A prova disso é que, como se não bastasse eu ter que ficar alguns dias sob o mesmo teto que o médico que cuidou de mim enquanto estive desacordado em um hospital, eles também querem que eu mude o meu círculo de amizades, porque segundo eles, talvez eu não tivesse me deparado com uma experiência de quase morte tão cedo se não fosse pelas minhas companhias habituais.

O doutor Silva tem toda uma vida no hospital e, por causa disso, acaba tomando a inesperada decisão de me deixar sob os cuidados de sua filha.

Eu seria tolo se não dissesse que tenho medo de sofrer algo pior estando nas mãos dela, mas como serei forçado a ficar nesta casa até uma segunda ordem, apenas assinto e abro um sorriso típico de quem não está nem aí para o fim do mundo.

Assim que o médico sai pela porta da frente e ouvimos o som de seu carro se afastando para longe de casa, Rafaella corre para o segundo andar, enquanto eu permaneço imóvel no sofá, com a sensação de que tem algo estranho no ar e só eu não faço ideia do que seja.

O namorado dela não parecia muito feliz em saber que alguém tão legal e bonito como eu ficaria por aqui e, antes de ele ir embora, tive a impressão de tê-lo visto lançar um olhar ameaçador na minha direção.

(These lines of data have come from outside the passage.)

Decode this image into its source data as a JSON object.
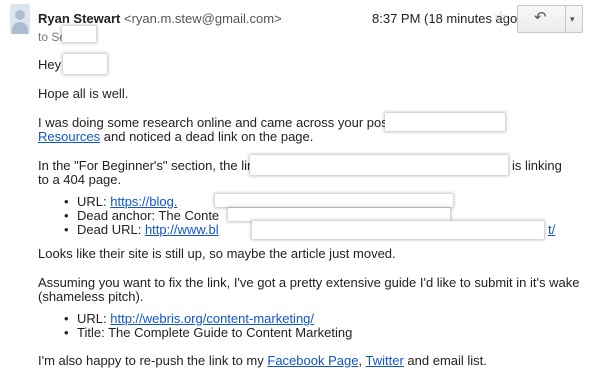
{
  "header": {
    "sender_name": "Ryan Stewart",
    "sender_email": "<ryan.m.stew@gmail.com>",
    "time": "8:37 PM (18 minutes ago)",
    "to_line": "to Se",
    "star_icon": "☆",
    "reply_icon": "↶",
    "more_icon": "▾"
  },
  "body": {
    "greeting": "Hey",
    "line1": "Hope all is well.",
    "line2a": "I was doing some research online and came across your post",
    "line2b_link": "Resources",
    "line2b_rest": "and noticed a dead link on the page.",
    "line3a_pre": "In the \"For Beginner's\" section, the link",
    "line3a_post": "is linking",
    "line3b": "to a 404 page.",
    "bullets1": [
      {
        "label": "URL:",
        "value": "https://blog."
      },
      {
        "label": "Dead anchor:",
        "value": "The Conte"
      },
      {
        "label": "Dead URL:",
        "value": "http://www.bl",
        "tail": "t/"
      }
    ],
    "line4": "Looks like their site is still up, so maybe the article just moved.",
    "line5a": "Assuming you want to fix the link, I've got a pretty extensive guide I'd like to submit in it's wake",
    "line5b": "(shameless pitch).",
    "bullets2": [
      {
        "label": "URL:",
        "value": "http://webris.org/content-marketing/"
      },
      {
        "label": "Title:",
        "value": "The Complete Guide to Content Marketing"
      }
    ],
    "line6_pre": "I'm also happy to re-push the link to my",
    "link_facebook": "Facebook Page",
    "comma": ",",
    "link_twitter": "Twitter",
    "line6_post": "and email list."
  }
}
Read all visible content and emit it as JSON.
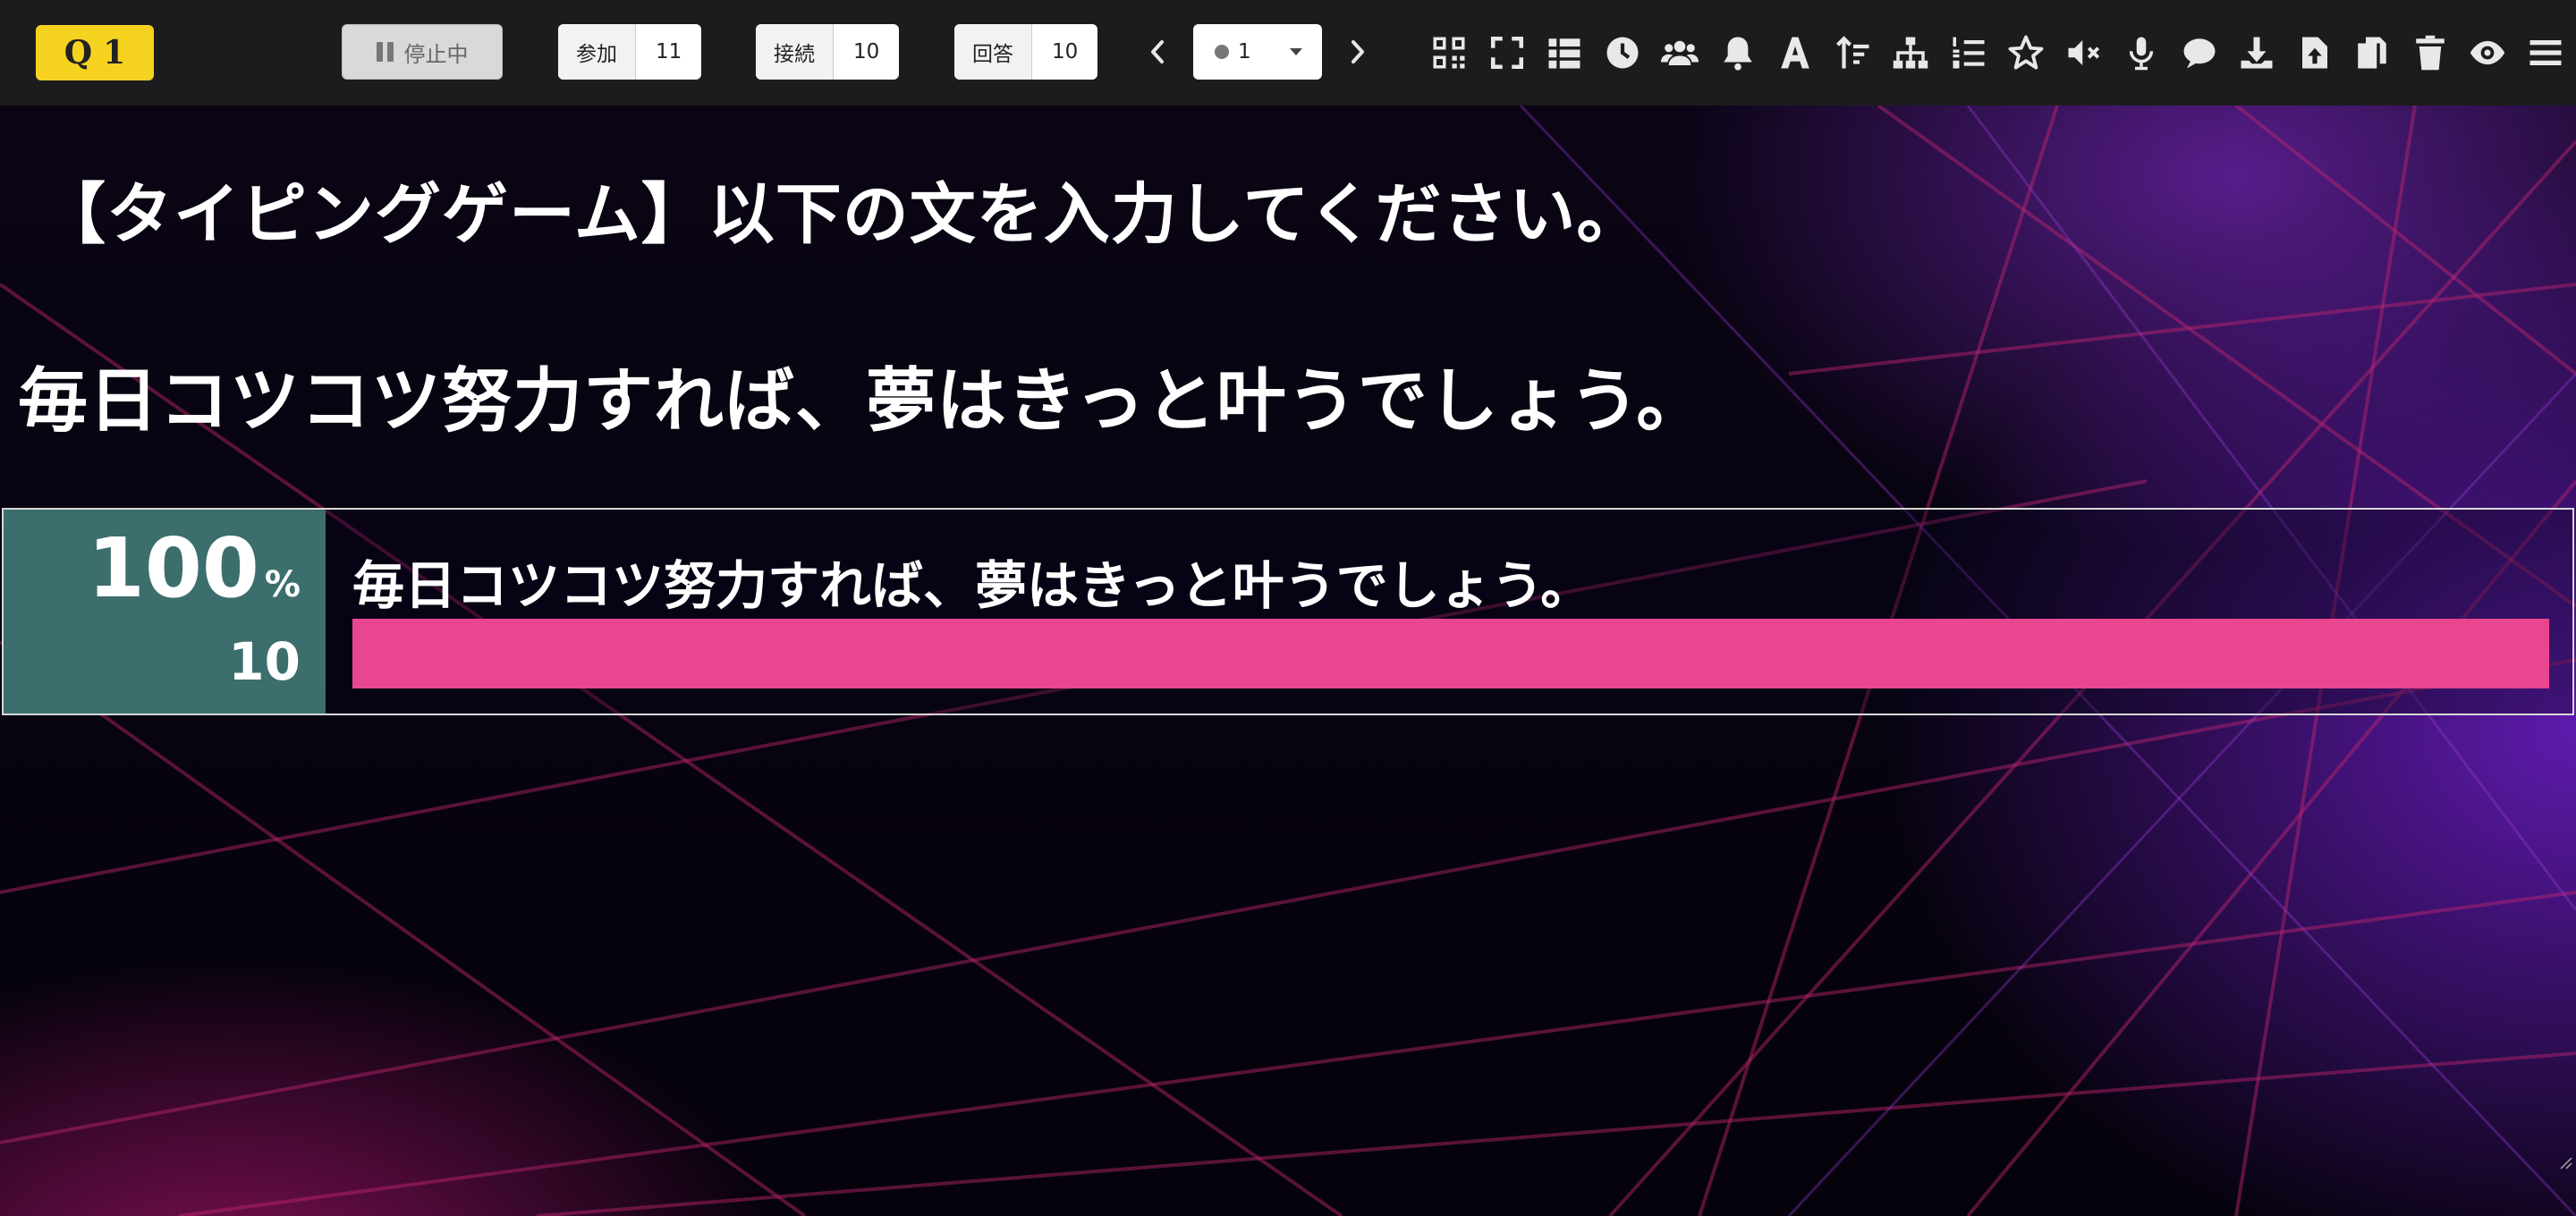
{
  "question": {
    "q_label": "Q",
    "q_number": "1"
  },
  "controls": {
    "status_label": "停止中",
    "stats": [
      {
        "label": "参加",
        "value": "11"
      },
      {
        "label": "接続",
        "value": "10"
      },
      {
        "label": "回答",
        "value": "10"
      }
    ],
    "page_value": "1"
  },
  "toolbar_icons": [
    "qr-code-icon",
    "fullscreen-icon",
    "table-icon",
    "clock-icon",
    "users-icon",
    "bell-icon",
    "font-icon",
    "sort-icon",
    "sitemap-icon",
    "numbered-list-icon",
    "star-icon",
    "mute-icon",
    "microphone-icon",
    "comment-icon",
    "download-icon",
    "upload-icon",
    "copy-icon",
    "trash-icon",
    "eye-icon",
    "menu-icon"
  ],
  "main": {
    "heading": "【タイピングゲーム】以下の文を入力してください。",
    "sentence": "毎日コツコツ努力すれば、夢はきっと叶うでしょう。"
  },
  "result": {
    "percent": "100",
    "percent_symbol": "%",
    "count": "10",
    "answer_text": "毎日コツコツ努力すれば、夢はきっと叶うでしょう。",
    "fill_fraction": 1.0
  },
  "colors": {
    "badge": "#f5d21f",
    "result_panel": "#3d6e6e",
    "bar": "#e8468e",
    "toolbar": "#1c1c1e"
  }
}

Rafaella ressurge pelas escadas e se senta ao meu lado, mantendo uma certa distância de mim, como se eu fosse algum tipo de maníaco devorador de jovenzinhas como ela. Em suas mãos há uma caixa de sapatos, dentro dela estão alguns dvds e, por um momento, acredito tê-la visto tremer as mãos.

— Podemos ver um filme para passar o tempo — ela sorri amigavelmente para mim e pisca os olhos devagar, esperando uma resposta de mim.

Ela não parece ser o tipo de pessoa viciada em filmes de terror, assim como eu, mas por algum motivo eu acho que preciso fazê-la assistir à algo do tipo para ver qual seria a sua reação diante de uma cena de alto teor sombrio.

Percebo que seu rosto está vermelho feito um pimentão e que sua cabeça está baixa, de forma que seus olhos estão focados para suas próprias mãos.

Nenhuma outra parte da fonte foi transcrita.